Republican legislative leaders are planning to propose a bill Wednesday that would allow a state-appointed board to take over the financially troubled Chicago Public School system and pave the way for it to declare bankruptcy, sources told the Chicago Sun-Times.

It’s a solution championed by Gov. Bruce Rauner — and rejected out of hand by Mayor Rahm Emanuel.

“The mayor is 100 percent opposed to Gov. Rauner’s ‘plan’ to drive CPS bankrupt,” mayoral spokeswoman Kelley Quinn said Tuesday night.

Illinois Senate Republican Leader Christine Radogno and Illinois House Minority Leader Jim Durkin are planning to hold a news conference Wednesday morning to introduce legislation pertaining to the fiscal crisis in Chicago and CPS, according to Radogno’s office.

The GOP Senate leader’s aides said no further explanation would come until the news conference.

But sources say the legislation will allow an emergency oversight board appointed by the state to take over CPS. It would also allow CPS to declare bankruptcy.

Emanuel is trying to fend off another teachers strike. The mayor last year signed off on a school budget that assumes $480 million in pension help from Springfield.

Word of Wednesday’s announcements struck a nerve with the mayor and his allies.

“The governor is defending a school funding system that is separate but unequal,” CPS CEO Forrest Claypool said in a written statement. “Our children are facing systematic discrimination. CPS represents 20 percent of state enrollment but gets just 15 percent of state funding, even though 86 percent of our children live in poverty.

“The missing 5 percent represents nearly $500 million, the exact amount of our budget gap. Our children’s futures are just as important as those in the suburbs and downstate. But the state does not value them equally.”

Quinn also decried the proposed new legislation as Rauner’s handiwork.

“If the governor was serious about helping Chicago students, he should start by proposing — and passing — a budget that fully funds education and treats CPS students like every other child in the state,” Quinn said in an emailed statement.

Emanuel has repeatedly called CPS bankruptcy a last, not first, resort.

“It’s the wrong thing to do … I would oppose that. …What is driving the financial strain … is a series of political decisions that have been made over the years. That’s what you need to fix rather than go to a judge to address your bad politics and bad choices,” the mayor said last July.

On Tuesday night, Rauner’s office referred questions to a separate news conference the governor will hold an hour after the Republican leaders announce their legislation.

Last April Rauner said bankruptcy would at least let the country’s third-largest district “restructure its debts and contracts” — including its teachers union contract. Rauner also said that Chicago and Illinois’ other municipalities should get to decide what to collectively bargain with teachers – or even whether to have unions in their school systems.

One of Rauner’s chief arguments has been that in order for the state to get back on financial footing it needs more independence from unions.

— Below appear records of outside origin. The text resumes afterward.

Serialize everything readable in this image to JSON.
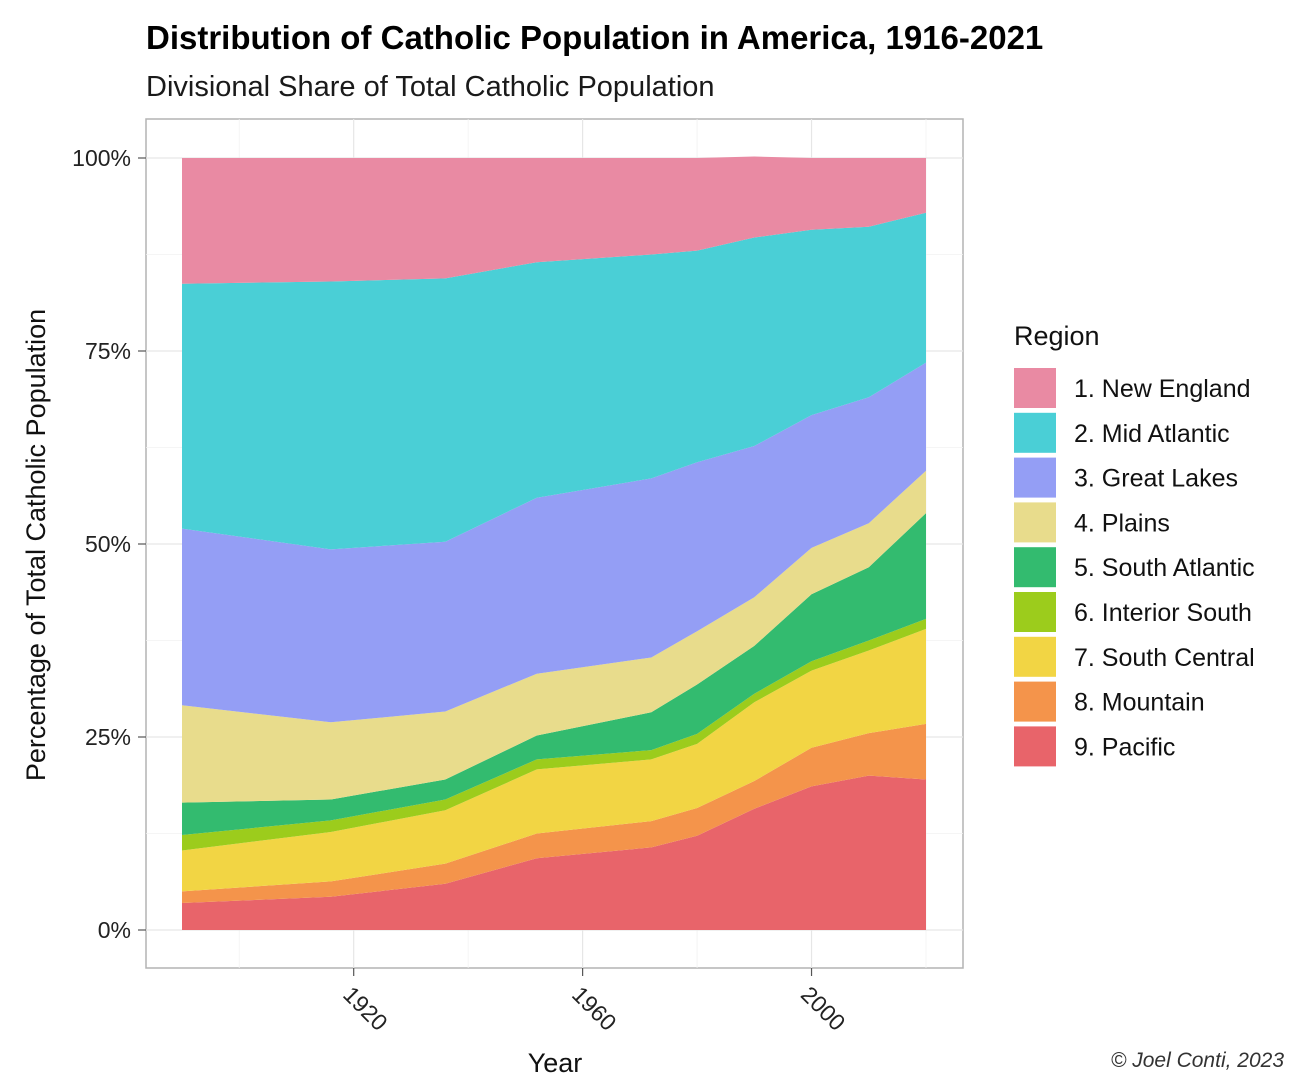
{
  "chart_data": {
    "type": "area",
    "stacked": true,
    "normalized": true,
    "title": "Distribution of Catholic Population in America, 1916-2021",
    "subtitle": "Divisional Share of Total Catholic Population",
    "xlabel": "Year",
    "ylabel": "Percentage of Total Catholic Population",
    "xlim": [
      1884,
      2027
    ],
    "ylim": [
      0,
      1
    ],
    "x_ticks": [
      1920,
      1960,
      2000
    ],
    "y_ticks": [
      0,
      0.25,
      0.5,
      0.75,
      1.0
    ],
    "y_tick_labels": [
      "0%",
      "25%",
      "50%",
      "75%",
      "100%"
    ],
    "legend_title": "Region",
    "legend_position": "right",
    "grid": true,
    "x": [
      1890,
      1916,
      1936,
      1952,
      1972,
      1980,
      1990,
      2000,
      2010,
      2020
    ],
    "series": [
      {
        "name": "9. Pacific",
        "color": "#e8646a",
        "values": [
          0.035,
          0.043,
          0.06,
          0.093,
          0.107,
          0.122,
          0.157,
          0.186,
          0.2,
          0.195
        ]
      },
      {
        "name": "8. Mountain",
        "color": "#f4944b",
        "values": [
          0.015,
          0.02,
          0.026,
          0.032,
          0.034,
          0.036,
          0.036,
          0.05,
          0.055,
          0.072
        ]
      },
      {
        "name": "7. South Central",
        "color": "#f2d544",
        "values": [
          0.053,
          0.064,
          0.069,
          0.083,
          0.08,
          0.083,
          0.102,
          0.1,
          0.107,
          0.123
        ]
      },
      {
        "name": "6. Interior South",
        "color": "#9ccc1c",
        "values": [
          0.02,
          0.015,
          0.014,
          0.013,
          0.012,
          0.013,
          0.011,
          0.012,
          0.013,
          0.013
        ]
      },
      {
        "name": "5. South Atlantic",
        "color": "#33bb6f",
        "values": [
          0.042,
          0.027,
          0.026,
          0.031,
          0.049,
          0.064,
          0.062,
          0.087,
          0.095,
          0.137
        ]
      },
      {
        "name": "4. Plains",
        "color": "#e8dc8c",
        "values": [
          0.126,
          0.1,
          0.088,
          0.08,
          0.071,
          0.069,
          0.063,
          0.06,
          0.057,
          0.055
        ]
      },
      {
        "name": "3. Great Lakes",
        "color": "#949ef5",
        "values": [
          0.229,
          0.224,
          0.22,
          0.228,
          0.232,
          0.219,
          0.196,
          0.172,
          0.163,
          0.14
        ]
      },
      {
        "name": "2. Mid Atlantic",
        "color": "#4acfd6",
        "values": [
          0.317,
          0.347,
          0.341,
          0.305,
          0.29,
          0.274,
          0.27,
          0.24,
          0.221,
          0.194
        ]
      },
      {
        "name": "1. New England",
        "color": "#e98aa3",
        "values": [
          0.163,
          0.16,
          0.156,
          0.135,
          0.125,
          0.12,
          0.105,
          0.093,
          0.089,
          0.071
        ]
      }
    ]
  },
  "legend_order": [
    "1. New England",
    "2. Mid Atlantic",
    "3. Great Lakes",
    "4. Plains",
    "5. South Atlantic",
    "6. Interior South",
    "7. South Central",
    "8. Mountain",
    "9. Pacific"
  ],
  "caption": "© Joel Conti, 2023"
}
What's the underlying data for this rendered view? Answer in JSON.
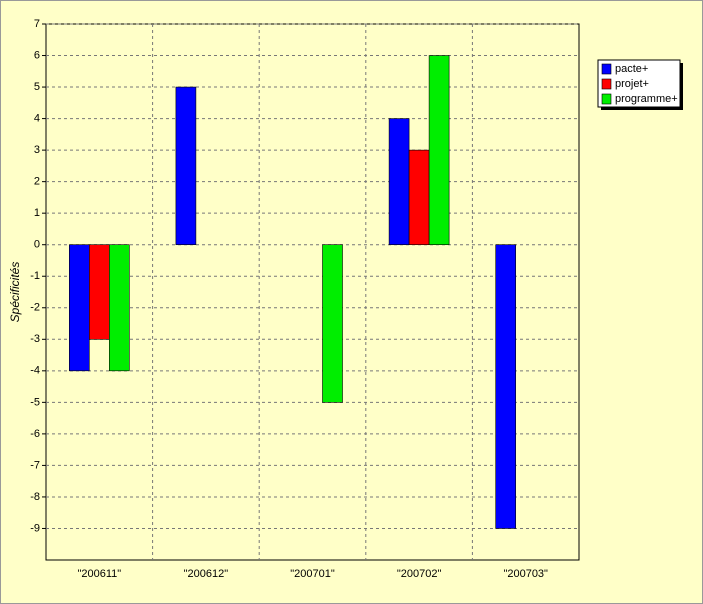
{
  "chart_data": {
    "type": "bar",
    "y_label": "Spécificités",
    "categories": [
      "\"200611\"",
      "\"200612\"",
      "\"200701\"",
      "\"200702\"",
      "\"200703\""
    ],
    "series": [
      {
        "name": "pacte+",
        "color": "#0000ff",
        "values": [
          -4,
          5,
          0,
          4,
          -9
        ]
      },
      {
        "name": "projet+",
        "color": "#ff0000",
        "values": [
          -3,
          0,
          0,
          3,
          0
        ]
      },
      {
        "name": "programme+",
        "color": "#00ee00",
        "values": [
          -4,
          0,
          -5,
          6,
          0
        ]
      }
    ],
    "ylim": [
      -10,
      7
    ],
    "yticks": [
      -9,
      -8,
      -7,
      -6,
      -5,
      -4,
      -3,
      -2,
      -1,
      0,
      1,
      2,
      3,
      4,
      5,
      6,
      7
    ],
    "grid": true
  }
}
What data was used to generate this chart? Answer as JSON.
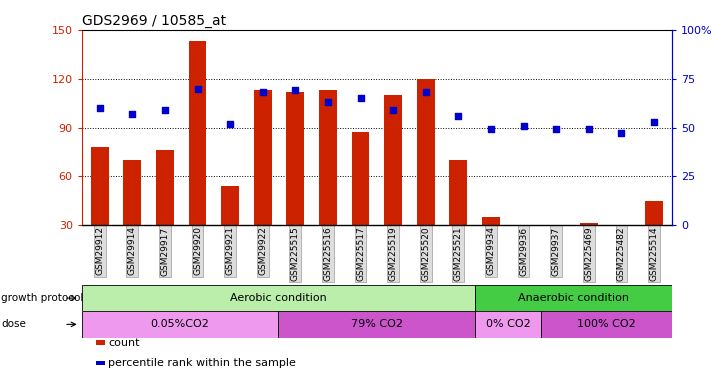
{
  "title": "GDS2969 / 10585_at",
  "samples": [
    "GSM29912",
    "GSM29914",
    "GSM29917",
    "GSM29920",
    "GSM29921",
    "GSM29922",
    "GSM225515",
    "GSM225516",
    "GSM225517",
    "GSM225519",
    "GSM225520",
    "GSM225521",
    "GSM29934",
    "GSM29936",
    "GSM29937",
    "GSM225469",
    "GSM225482",
    "GSM225514"
  ],
  "counts": [
    78,
    70,
    76,
    143,
    54,
    113,
    112,
    113,
    87,
    110,
    120,
    70,
    35,
    22,
    30,
    31,
    21,
    45
  ],
  "percentiles": [
    60,
    57,
    59,
    70,
    52,
    68,
    69,
    63,
    65,
    59,
    68,
    56,
    49,
    51,
    49,
    49,
    47,
    53
  ],
  "ylim_left": [
    30,
    150
  ],
  "ylim_right": [
    0,
    100
  ],
  "yticks_left": [
    30,
    60,
    90,
    120,
    150
  ],
  "yticks_right": [
    0,
    25,
    50,
    75,
    100
  ],
  "bar_color": "#cc2200",
  "dot_color": "#0000cc",
  "title_color": "#000000",
  "left_axis_color": "#cc2200",
  "right_axis_color": "#0000cc",
  "aerobic_color": "#bbeeaa",
  "anaerobic_color": "#44cc44",
  "dose_light": "#ee99ee",
  "dose_dark": "#cc55cc",
  "n_samples": 18,
  "n_aerobic": 12,
  "n_dose1": 6,
  "n_dose2": 6,
  "n_dose3": 2,
  "n_dose4": 4
}
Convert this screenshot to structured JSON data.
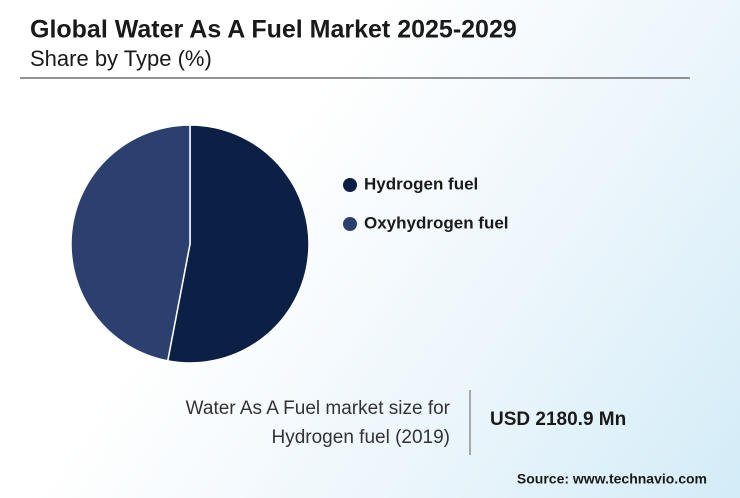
{
  "chart_data": {
    "type": "pie",
    "title": "Global Water As A Fuel Market 2025-2029",
    "subtitle": "Share by Type (%)",
    "categories": [
      "Hydrogen fuel",
      "Oxyhydrogen fuel"
    ],
    "values": [
      53,
      47
    ],
    "colors": [
      "#0c1f45",
      "#2c4070"
    ],
    "legend": "right"
  },
  "summary": {
    "label": "Water As A Fuel market size for Hydrogen fuel (2019)",
    "value": "USD 2180.9 Mn"
  },
  "source": "Source: www.technavio.com"
}
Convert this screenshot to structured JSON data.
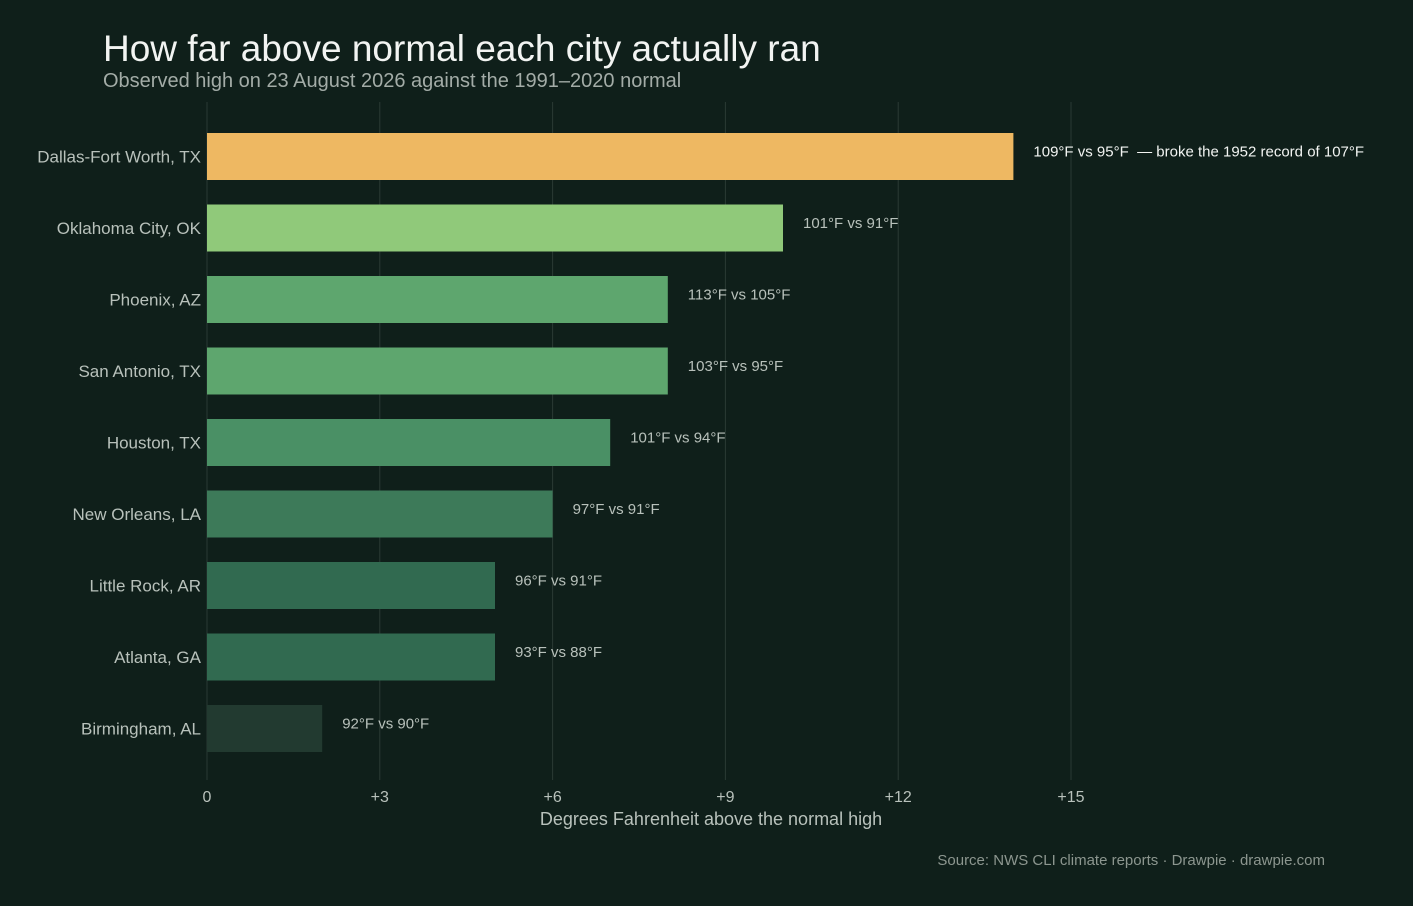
{
  "title": "How far above normal each city actually ran",
  "subtitle": "Observed high on 23 August 2026 against the 1991–2020 normal",
  "source": "Source: NWS CLI climate reports  ·  Drawpie · drawpie.com",
  "colors": {
    "background": "#0f1f1a",
    "grid": "#2a3a34",
    "highlight": "#eeb862",
    "label_highlight": "#f2f4f2",
    "label_default": "#b8c1bb",
    "tick": "#b8c1bb",
    "category": "#b8c1bb"
  },
  "chart_data": {
    "type": "bar",
    "orientation": "horizontal",
    "xlabel": "Degrees Fahrenheit above the normal high",
    "xlim": [
      0,
      15
    ],
    "x_ticks": [
      {
        "value": 0,
        "label": "0"
      },
      {
        "value": 3,
        "label": "+3"
      },
      {
        "value": 6,
        "label": "+6"
      },
      {
        "value": 9,
        "label": "+9"
      },
      {
        "value": 12,
        "label": "+12"
      },
      {
        "value": 15,
        "label": "+15"
      }
    ],
    "grid": true,
    "bars": [
      {
        "category": "Dallas-Fort Worth, TX",
        "value": 14,
        "observed": "109°F",
        "normal": "95°F",
        "label": "109°F vs 95°F  — broke the 1952 record of 107°F",
        "color": "#eeb862",
        "highlight": true
      },
      {
        "category": "Oklahoma City, OK",
        "value": 10,
        "observed": "101°F",
        "normal": "91°F",
        "label": "101°F vs 91°F",
        "color": "#90c97a",
        "highlight": false
      },
      {
        "category": "Phoenix, AZ",
        "value": 8,
        "observed": "113°F",
        "normal": "105°F",
        "label": "113°F vs 105°F",
        "color": "#5ea66e",
        "highlight": false
      },
      {
        "category": "San Antonio, TX",
        "value": 8,
        "observed": "103°F",
        "normal": "95°F",
        "label": "103°F vs 95°F",
        "color": "#5ea66e",
        "highlight": false
      },
      {
        "category": "Houston, TX",
        "value": 7,
        "observed": "101°F",
        "normal": "94°F",
        "label": "101°F vs 94°F",
        "color": "#4a9065",
        "highlight": false
      },
      {
        "category": "New Orleans, LA",
        "value": 6,
        "observed": "97°F",
        "normal": "91°F",
        "label": "97°F vs 91°F",
        "color": "#3d7a59",
        "highlight": false
      },
      {
        "category": "Little Rock, AR",
        "value": 5,
        "observed": "96°F",
        "normal": "91°F",
        "label": "96°F vs 91°F",
        "color": "#316a50",
        "highlight": false
      },
      {
        "category": "Atlanta, GA",
        "value": 5,
        "observed": "93°F",
        "normal": "88°F",
        "label": "93°F vs 88°F",
        "color": "#316a50",
        "highlight": false
      },
      {
        "category": "Birmingham, AL",
        "value": 2,
        "observed": "92°F",
        "normal": "90°F",
        "label": "92°F vs 90°F",
        "color": "#223a30",
        "highlight": false
      }
    ]
  }
}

He argues that Chicago and other Illinois cities and towns should get to decide what to collectively bargain with teachers — or even whether to have unions in their school systems.

“It shouldn’t be dictated by Springfield, shouldn’t be dictated by the teachers union,” he said last April. “The schools belong to taxpayers and the parents. They should decide what gets collectively bargained. They should decide, do teachers have to join a union to teach their children? If they want that, terrific. . . . I’m not saying it has to change. But I want local control of that. Springfield shouldn’t dictate those terms.”